Isaac Newton: A Life From Beginning to End (Biographies of Physicists Book 2) by Hourly History

Isaac Newton: A Life From Beginning to End (Biographies of Physicists Book 2) by Hourly History

Author:Hourly History [History, Hourly]
Language: eng
Format: azw3, pdf
Publisher: Hourly History
Published: 2017-06-19T16:00:00+00:00


Chapter Six

Principia

“If I have seen further than others, it is by standing upon the shoulders of giants.”

—Isaac Newton

The years leading up to Newton's publishing of the Philosophiae Naturalis Principia Mathematica or Principia , as it has come to be known, were productive ones. By 1684 Gottfried Leibnitz, a German philosopher had published his own paper on calculus and from that moment on there was a feud going between Leibnitz and Newton.

Leibnitz wanted to discover how equations could describe the physical world. Newton then claimed he had done this exact work twenty years earlier and that Leibnitz had stolen his ideas. Newton hadn't published his work back then, and it was at this time that he went back to his old notes to prepare them for publication.

Newton had been reluctant to publish his calculus findings because he feared rejection and ridicule from his peers. Yet, challenged by Robert Hooke to prove his theories about planetary orbits, Newton produced a book which would become the foundation for physics as we know it.

During his time at Trinity College, Newton would spend some time at the center court, usually with his colleague Isaac Barrow. He would quietly observe everything going on around him. Even when watching something like a simple game of tennis, his mind was racing off with scientific calculations.
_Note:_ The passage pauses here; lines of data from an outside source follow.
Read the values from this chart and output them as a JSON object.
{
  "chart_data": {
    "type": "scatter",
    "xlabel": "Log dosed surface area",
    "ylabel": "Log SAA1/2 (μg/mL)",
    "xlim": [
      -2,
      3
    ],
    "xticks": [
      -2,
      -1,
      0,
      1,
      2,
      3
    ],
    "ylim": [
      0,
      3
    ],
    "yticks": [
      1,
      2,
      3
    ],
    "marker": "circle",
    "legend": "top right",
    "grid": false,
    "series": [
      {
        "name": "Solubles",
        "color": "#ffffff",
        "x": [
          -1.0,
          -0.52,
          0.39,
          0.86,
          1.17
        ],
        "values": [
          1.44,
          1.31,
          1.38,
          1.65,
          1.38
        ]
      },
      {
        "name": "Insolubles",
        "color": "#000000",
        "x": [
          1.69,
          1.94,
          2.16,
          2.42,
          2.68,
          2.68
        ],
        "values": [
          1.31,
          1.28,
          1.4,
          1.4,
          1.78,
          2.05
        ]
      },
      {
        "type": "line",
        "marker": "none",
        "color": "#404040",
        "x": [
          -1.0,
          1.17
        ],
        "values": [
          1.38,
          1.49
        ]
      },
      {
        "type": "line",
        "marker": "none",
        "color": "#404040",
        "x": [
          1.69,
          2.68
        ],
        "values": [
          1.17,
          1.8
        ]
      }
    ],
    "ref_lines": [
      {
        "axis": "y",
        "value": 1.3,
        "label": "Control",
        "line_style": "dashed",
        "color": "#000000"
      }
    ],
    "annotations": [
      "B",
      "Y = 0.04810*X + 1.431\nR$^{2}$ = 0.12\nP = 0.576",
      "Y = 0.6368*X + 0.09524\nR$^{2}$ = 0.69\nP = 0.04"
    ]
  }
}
When struck by the racket, for instance, the tennis ball curved in either an upward or a downward direction. He saw that when the ball is hit diagonally, it acquires spin. The side of the ball that is struck by the racket then gains acceleration and motion. Newton had been thinking about just such a concept as this for a long time and seeing it happen before his eyes only brought more proof to his attention.

Newton had the ability to look into the world and see the underpinnings of what made it go. Everyone saw just the scene in front of them; Newton was able to ascertain the framework that held that scene up. He didn't just see a tennis ball being hit from one side of a court to another; he understood the reason it moved in the ways that it did.

Newton lived in a world of ideas, experiments, forms and concepts. It was one of these ideas which gave way to his laws of motion. The Principia itself is a work in three books. It deals principally with massive bodies in motion, and Newton did this through hypothetical laws of force and by introducing a variety of conditions. Through observation and by offering criteria on which to decide, he raised many problems of motion.

Newton's first law of motion states that “an object at rest stays at rest and an object in motion stays in motion with the same speed and in the same direction unless acted upon by an unbalanced force.”

Suppose you fill a baking dish with water and then walk it around an oval track as fast as you can. You observe that the water spills out of the dish at certain places along the track.